What happened to the Democratic Party? Why has it become impossible to question war and the massive expenditures on arms? Why is such questioning political suicide? Why can’t a Democrat ask, especially at a time of economic hardship and huge deficits, how much we are going to divert to the war in Ukraine, which has already consumed some $60 billion? Former presidential candidate and eight-term Congressperson Dennis Kucinich joins The Chris Hedges Report to discuss the past half century of the Democrats, and how the war machine conquered the party.

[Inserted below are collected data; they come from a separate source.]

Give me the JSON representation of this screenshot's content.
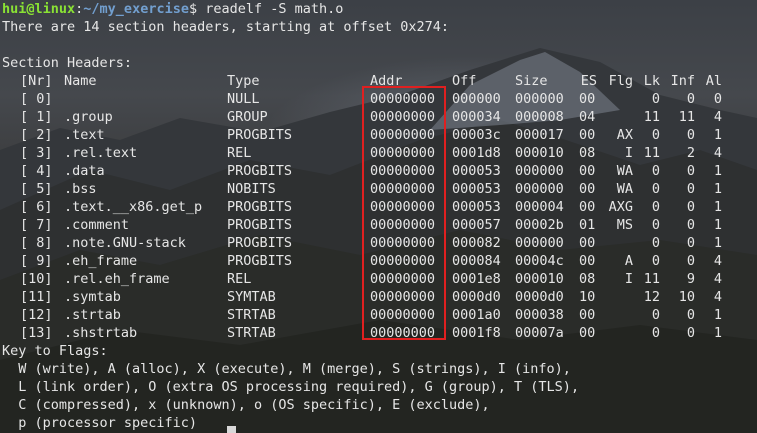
{
  "prompt": {
    "user_host": "hui@linux",
    "sep": ":",
    "path": "~/my_exercise",
    "symbol": "$",
    "command": " readelf -S math.o"
  },
  "summary": "There are 14 section headers, starting at offset 0x274:",
  "blank": "",
  "section_headers_title": "Section Headers:",
  "columns": {
    "nr": "[Nr]",
    "name": "Name",
    "type": "Type",
    "addr": "Addr",
    "off": "Off",
    "size": "Size",
    "es": "ES",
    "flg": "Flg",
    "lk": "Lk",
    "inf": "Inf",
    "al": "Al"
  },
  "sections": [
    {
      "nr": "[ 0]",
      "name": "",
      "type": "NULL",
      "addr": "00000000",
      "off": "000000",
      "size": "000000",
      "es": "00",
      "flg": "",
      "lk": "0",
      "inf": "0",
      "al": "0"
    },
    {
      "nr": "[ 1]",
      "name": ".group",
      "type": "GROUP",
      "addr": "00000000",
      "off": "000034",
      "size": "000008",
      "es": "04",
      "flg": "",
      "lk": "11",
      "inf": "11",
      "al": "4"
    },
    {
      "nr": "[ 2]",
      "name": ".text",
      "type": "PROGBITS",
      "addr": "00000000",
      "off": "00003c",
      "size": "000017",
      "es": "00",
      "flg": "AX",
      "lk": "0",
      "inf": "0",
      "al": "1"
    },
    {
      "nr": "[ 3]",
      "name": ".rel.text",
      "type": "REL",
      "addr": "00000000",
      "off": "0001d8",
      "size": "000010",
      "es": "08",
      "flg": "I",
      "lk": "11",
      "inf": "2",
      "al": "4"
    },
    {
      "nr": "[ 4]",
      "name": ".data",
      "type": "PROGBITS",
      "addr": "00000000",
      "off": "000053",
      "size": "000000",
      "es": "00",
      "flg": "WA",
      "lk": "0",
      "inf": "0",
      "al": "1"
    },
    {
      "nr": "[ 5]",
      "name": ".bss",
      "type": "NOBITS",
      "addr": "00000000",
      "off": "000053",
      "size": "000000",
      "es": "00",
      "flg": "WA",
      "lk": "0",
      "inf": "0",
      "al": "1"
    },
    {
      "nr": "[ 6]",
      "name": ".text.__x86.get_p",
      "type": "PROGBITS",
      "addr": "00000000",
      "off": "000053",
      "size": "000004",
      "es": "00",
      "flg": "AXG",
      "lk": "0",
      "inf": "0",
      "al": "1"
    },
    {
      "nr": "[ 7]",
      "name": ".comment",
      "type": "PROGBITS",
      "addr": "00000000",
      "off": "000057",
      "size": "00002b",
      "es": "01",
      "flg": "MS",
      "lk": "0",
      "inf": "0",
      "al": "1"
    },
    {
      "nr": "[ 8]",
      "name": ".note.GNU-stack",
      "type": "PROGBITS",
      "addr": "00000000",
      "off": "000082",
      "size": "000000",
      "es": "00",
      "flg": "",
      "lk": "0",
      "inf": "0",
      "al": "1"
    },
    {
      "nr": "[ 9]",
      "name": ".eh_frame",
      "type": "PROGBITS",
      "addr": "00000000",
      "off": "000084",
      "size": "00004c",
      "es": "00",
      "flg": "A",
      "lk": "0",
      "inf": "0",
      "al": "4"
    },
    {
      "nr": "[10]",
      "name": ".rel.eh_frame",
      "type": "REL",
      "addr": "00000000",
      "off": "0001e8",
      "size": "000010",
      "es": "08",
      "flg": "I",
      "lk": "11",
      "inf": "9",
      "al": "4"
    },
    {
      "nr": "[11]",
      "name": ".symtab",
      "type": "SYMTAB",
      "addr": "00000000",
      "off": "0000d0",
      "size": "0000d0",
      "es": "10",
      "flg": "",
      "lk": "12",
      "inf": "10",
      "al": "4"
    },
    {
      "nr": "[12]",
      "name": ".strtab",
      "type": "STRTAB",
      "addr": "00000000",
      "off": "0001a0",
      "size": "000038",
      "es": "00",
      "flg": "",
      "lk": "0",
      "inf": "0",
      "al": "1"
    },
    {
      "nr": "[13]",
      "name": ".shstrtab",
      "type": "STRTAB",
      "addr": "00000000",
      "off": "0001f8",
      "size": "00007a",
      "es": "00",
      "flg": "",
      "lk": "0",
      "inf": "0",
      "al": "1"
    }
  ],
  "key_to_flags": {
    "title": "Key to Flags:",
    "lines": [
      "  W (write), A (alloc), X (execute), M (merge), S (strings), I (info),",
      "  L (link order), O (extra OS processing required), G (group), T (TLS),",
      "  C (compressed), x (unknown), o (OS specific), E (exclude),",
      "  p (processor specific)"
    ]
  },
  "colors": {
    "user_host": "#8ae234",
    "path": "#729fcf",
    "text": "#e6e6e6",
    "highlight_box": "#e02020"
  }
}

Studio: Adam Coley, Cameron Granadino
Post-Production: Eli Ben-Yaacov
Chris Hedges: There was once a wing of the Democratic Party that stood up to the war industry. J. William Fulbright, George McGovern, Gene McCarthy, Mike Gravel, William Proxmire, and of course Dennis Kucinich. But that was largely decades ago. The new Democrats, especially with the presidency of Bill Clinton, became shills not only for corporate America, but the arms industry. No weapons system is too costly. No war, no matter how disastrous, goes unfunded. The massive military budget, $858 billion in military spending allocated for fiscal year 2023, is an increase of $45 billion over the Biden administration’s budget request and nearly $80 billion more than the amount appropriated by Congress for the current fiscal year. It just keeps growing. When 30 members of the party’s progressive caucus recently issued a call for Joe Biden to negotiate with Vladimir Putin, they were forced by the party leadership and a warmongering media to back down and rescind their letter.

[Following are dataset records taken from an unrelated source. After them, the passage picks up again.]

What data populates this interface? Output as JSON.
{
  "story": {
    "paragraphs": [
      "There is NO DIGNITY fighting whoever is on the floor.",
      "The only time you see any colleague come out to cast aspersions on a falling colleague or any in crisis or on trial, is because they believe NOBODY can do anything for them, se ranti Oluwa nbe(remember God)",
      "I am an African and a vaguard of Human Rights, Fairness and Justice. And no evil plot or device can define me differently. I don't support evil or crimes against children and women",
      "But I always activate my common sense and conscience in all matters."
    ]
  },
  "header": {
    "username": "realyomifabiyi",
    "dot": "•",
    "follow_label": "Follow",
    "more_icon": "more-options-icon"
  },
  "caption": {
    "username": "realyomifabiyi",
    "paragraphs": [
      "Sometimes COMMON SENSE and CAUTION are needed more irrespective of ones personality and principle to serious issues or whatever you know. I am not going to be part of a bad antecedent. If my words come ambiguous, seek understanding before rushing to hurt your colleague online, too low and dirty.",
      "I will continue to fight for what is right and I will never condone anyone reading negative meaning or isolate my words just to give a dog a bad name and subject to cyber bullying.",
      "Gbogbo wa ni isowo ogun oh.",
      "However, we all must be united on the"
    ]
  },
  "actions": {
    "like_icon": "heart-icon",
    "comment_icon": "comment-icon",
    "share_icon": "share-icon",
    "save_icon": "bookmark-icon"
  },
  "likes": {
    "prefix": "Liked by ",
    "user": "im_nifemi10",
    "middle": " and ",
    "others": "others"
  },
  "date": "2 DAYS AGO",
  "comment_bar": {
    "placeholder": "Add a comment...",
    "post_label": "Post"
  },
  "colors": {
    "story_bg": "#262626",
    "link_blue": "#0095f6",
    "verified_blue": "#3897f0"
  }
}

What happened to the Democratic Party? Why has it become impossible to question war and the massive expenditures on arms? Why is such questioning political suicide? Why can’t a Democrat ask, especially at a time of economic hardship and huge deficits, how much we are going to divert to the war in Ukraine, which has already consumed some $60 billion, as much as we spend on the State Department and AID, with no end in sight?
Joining me to discuss the extinction of the anti-war Democrat is Dennis Kucinich, a former presidential candidate who served eight terms in the House of Representatives before the Democratic Party gerrymandered his district to ensure his defeat.

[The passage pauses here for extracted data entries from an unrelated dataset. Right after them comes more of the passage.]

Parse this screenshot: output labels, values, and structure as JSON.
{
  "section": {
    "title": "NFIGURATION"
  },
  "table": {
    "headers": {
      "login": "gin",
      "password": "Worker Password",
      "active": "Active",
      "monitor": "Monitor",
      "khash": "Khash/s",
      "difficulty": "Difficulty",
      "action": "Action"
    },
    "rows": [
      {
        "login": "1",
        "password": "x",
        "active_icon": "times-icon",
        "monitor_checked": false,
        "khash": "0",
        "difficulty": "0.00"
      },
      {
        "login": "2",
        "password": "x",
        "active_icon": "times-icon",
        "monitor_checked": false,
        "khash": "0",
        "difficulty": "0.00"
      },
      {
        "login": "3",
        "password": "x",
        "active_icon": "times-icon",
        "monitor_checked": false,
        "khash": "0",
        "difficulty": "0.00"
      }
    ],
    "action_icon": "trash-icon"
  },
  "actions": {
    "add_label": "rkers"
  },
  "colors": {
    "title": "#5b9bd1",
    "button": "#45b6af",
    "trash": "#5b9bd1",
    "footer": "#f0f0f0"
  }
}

Dennis, you were consistently one of the very few Democrats who harkened back to that great era, of those I mentioned, McGovern, G. McCarthy and others. Proxmire, who stood up to the war industry. You paid a very heavy political price for that, not only being pushed out of Congress, but even when you were in Congress I believe you were not allowed to caucus with the Democrats, if I have that correct, courtesy of Pelosi. But let’s go back. There was a moment in time when the Democratic Party had fierce peace candidates, anti-war candidates. Of course, in 1972, McGovern becomes the nominee. What happened?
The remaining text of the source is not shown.